Um totem é um uma construção sagrada, feita pelas
comunidades, para designar sua relação com o transcendente. Pode ser a figura
de um animal, pode ser uma figura mítica, pode representar alguém. O
fundamental de sua existência é justamente estar ali, para lembrar que existe
algo profundo no humano, que se conecta com a beleza suprema do sagrado. Não é religião,
é abertura reverente para o não-sabido. São
comuns nas comunidades originárias, que nunca caíram na armadilha do monoteísmo.
Ou seja, gente que não é a escolhida de um deus, mas que é capaz de
compartilhar o mundo com várias entidades consagradas.
No mundo moderno também vamos construindo nossos totens,
sejam eles reais ou simbólicos. Troncos fincados no chão que existem para nos
chamar, nos interpelar, nos carregar de volta para nosso lugar sagrado. Algumas
pessoas reconhecem como totens, os xópins, por exemplo. São seus lugares de devoção.
Outros elegem determinadas igrejas, onde descansam seus corpos na dura batalha
da vida. Há os que constroem totens com dinheiro, acreditando que ali está a
redenção para todas as dores. E há ainda aqueles que erguem totens a partir de
pessoas e ideias.
Desde bem pequena escolhi o meu, construído ao longo da vida,
com desenhos e rostos. Imagens de vida boa, gente sorrindo, Minha mãe, Che, Camilo,
Farabundo Martí, Sandino, José Martí, Zumbi, João Cândido, Chiquinha Gonzaga, Fidel,
Carlos Fonseca, Juana Azurduy, Bartolina Siza, Anita Garibaldi, Dandara.
Pessoas que, de um jeito ou de outro deram sua vida por um mundo melhor.
Ontem, quando Fidel encantou, fui acarinhar seu rosto no
desenho do meu totem, esse que fica à entrada de mim, sempre me lembrando de
que a vida só tem sentido se for para todos viverem em abundância. Chorei. Não
por ele, que teve vida tão plena e se foi como quis, sem nunca se dobrar.
Chorei pelos que não entenderam até hoje o que foi e o que é a revolução
cubana. A obra de um povo, não de um homem.
Realizei minhas rezas e cerimônias, imaginando o gigante chegando ao
paraíso, encontrando com todos os que, com ele, realizaram essa obra de amor. Sim,
eu creio no paraíso, esse lugar onde as almas descansam.

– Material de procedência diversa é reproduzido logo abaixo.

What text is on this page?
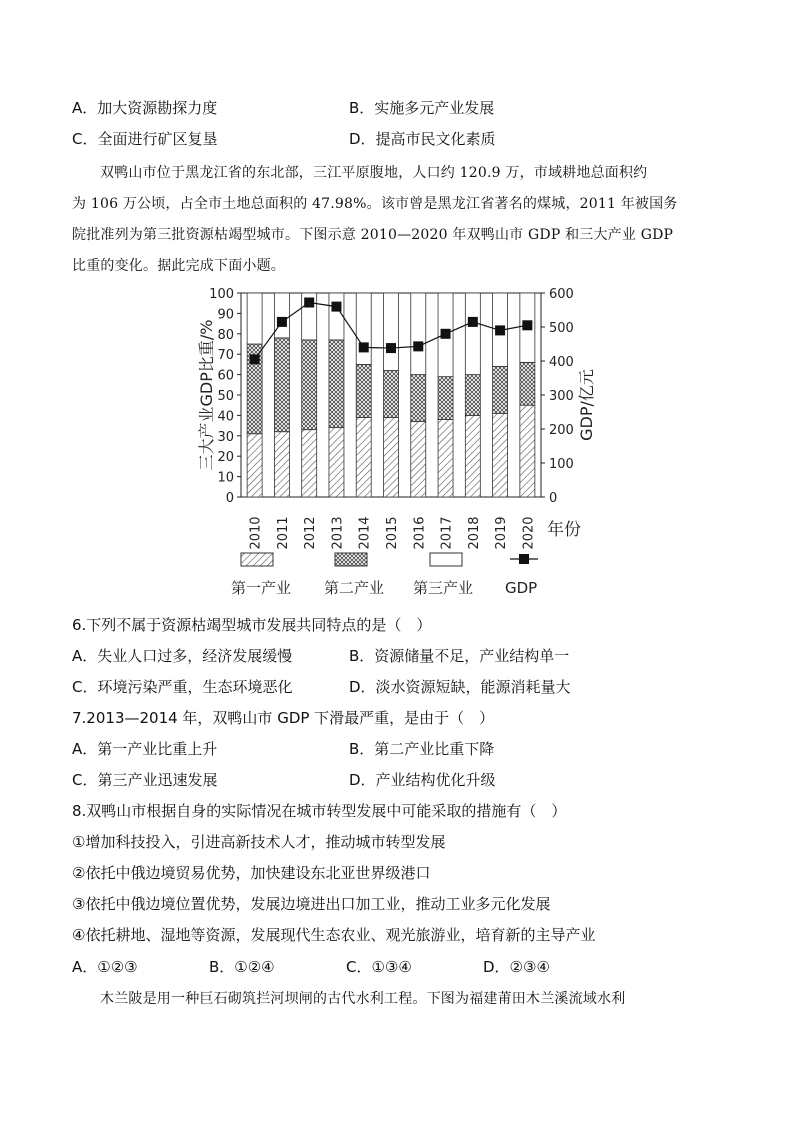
A．加大资源勘探力度	B．实施多元产业发展
C．全面进行矿区复垦	D．提高市民文化素质
双鸭山市位于黑龙江省的东北部，三江平原腹地，人口约 120.9 万，市域耕地总面积约
为 106 万公顷，占全市土地总面积的 47.98%。该市曾是黑龙江省著名的煤城，2011 年被国务
院批准列为第三批资源枯竭型城市。下图示意 2010—2020 年双鸭山市 GDP 和三大产业 GDP
比重的变化。据此完成下面小题。
0
10
20
30
40
50
60
70
80
90
100
0
100
200
300
400
500
600
2010 2011 2012 2013 2014 2015 2016 2017 2018 2019 2020
三大产业GDP比重/%	GDP/亿元
年份
第一产业 第二产业 第三产业 GDP
6.下列不属于资源枯竭型城市发展共同特点的是（　）
A．失业人口过多，经济发展缓慢	B．资源储量不足，产业结构单一
C．环境污染严重，生态环境恶化	D．淡水资源短缺，能源消耗量大
7.2013—2014 年，双鸭山市 GDP 下滑最严重，是由于（　）
A．第一产业比重上升	B．第二产业比重下降
C．第三产业迅速发展	D．产业结构优化升级
8.双鸭山市根据自身的实际情况在城市转型发展中可能采取的措施有（　）
①增加科技投入，引进高新技术人才，推动城市转型发展
②依托中俄边境贸易优势，加快建设东北亚世界级港口
③依托中俄边境位置优势，发展边境进出口加工业，推动工业多元化发展
④依托耕地、湿地等资源，发展现代生态农业、观光旅游业，培育新的主导产业
A．①②③	B．①②④	C．①③④	D．②③④
木兰陂是用一种巨石砌筑拦河坝闸的古代水利工程。下图为福建莆田木兰溪流域水利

A revolução não é um jogo de contas de vidro. É a explosão
violenta de um povo oprimido também por violência. É campo de morte, de dor, de
decisões duras. Mas, é construção de caminhos que levam ao bem-viver. Crianças nas
escolas, comida na mesa, saúde de qualidade, arte. Cometem-se erros. Mas,
claro, as revoluções são feitas por homens e mulheres. Não por santos. O que
vale é reconhecer, fazer autocrítica e
seguir.
As figuras que compõem meu totem são criaturas humanas, com
seus claros e escuros. Não são heróis, são caminhos. Veredas abertas chamando
para o grande meio-dia. Não os reverencio por santos, mas por sua dolorosa e
pungente realidade. Não peço licença por isso. É o meu totem. É a minha entrada
da alma.
Nesses tempos obscuros do novo século, diante da inexorável
perda física de Fidel, começo a esculpir novas caras no meu tronco sagrado. Três
deles ainda vivos. Mais na frente, com certeza, serão lembrados como os que
mudaram o mundo. Snowden, Assenge e Bradley Manning. Cada um deles, a sua
maneira, e com objetivos diferentes, colocaram à nu o império. Snowden e
Assenge, exilados de suas pátrias, vivendo como fugitivos. Bradley encarcerado
numa solitária, nu, quase enlouquecido, dentro do país que tanto ama, e pelo
qual decidiu revelar ao mundo as atrocidades cometidas pelos exércitos de
ocupação. Ele pensava, na sua ingenuidade, que se o governo dos EUA soubesse o
que acontecia no Iraque, iria por um fim
em tudo aquilo. Não, deram fim foi nele.
Nenhum desses três é comunista sanguinário. Não. São pessoas
que querem viver na verdade. Que também sonham com um mundo livre, de pessoas
soberanas.
Tampouco eu sou sanguinária, ainda que comunista.
Preencho-me de ternuras e amores, de sonhos de vida boa e sigo, acendendo meus
incensos, dizendo minhas orações, reverenciando meu totem sagrado. É esse
tronco esculpido de gentes, desejos, lágrimas e risos que pontifica à porta de
mim. Ali estão todos os mortos que nunca morrem, os que guiam meus passos e
enchem os meus cântaros da água mais pura: essa que verte do desejo mais doce
da “eko porã”, a vida bonita, como dizem os Guarani.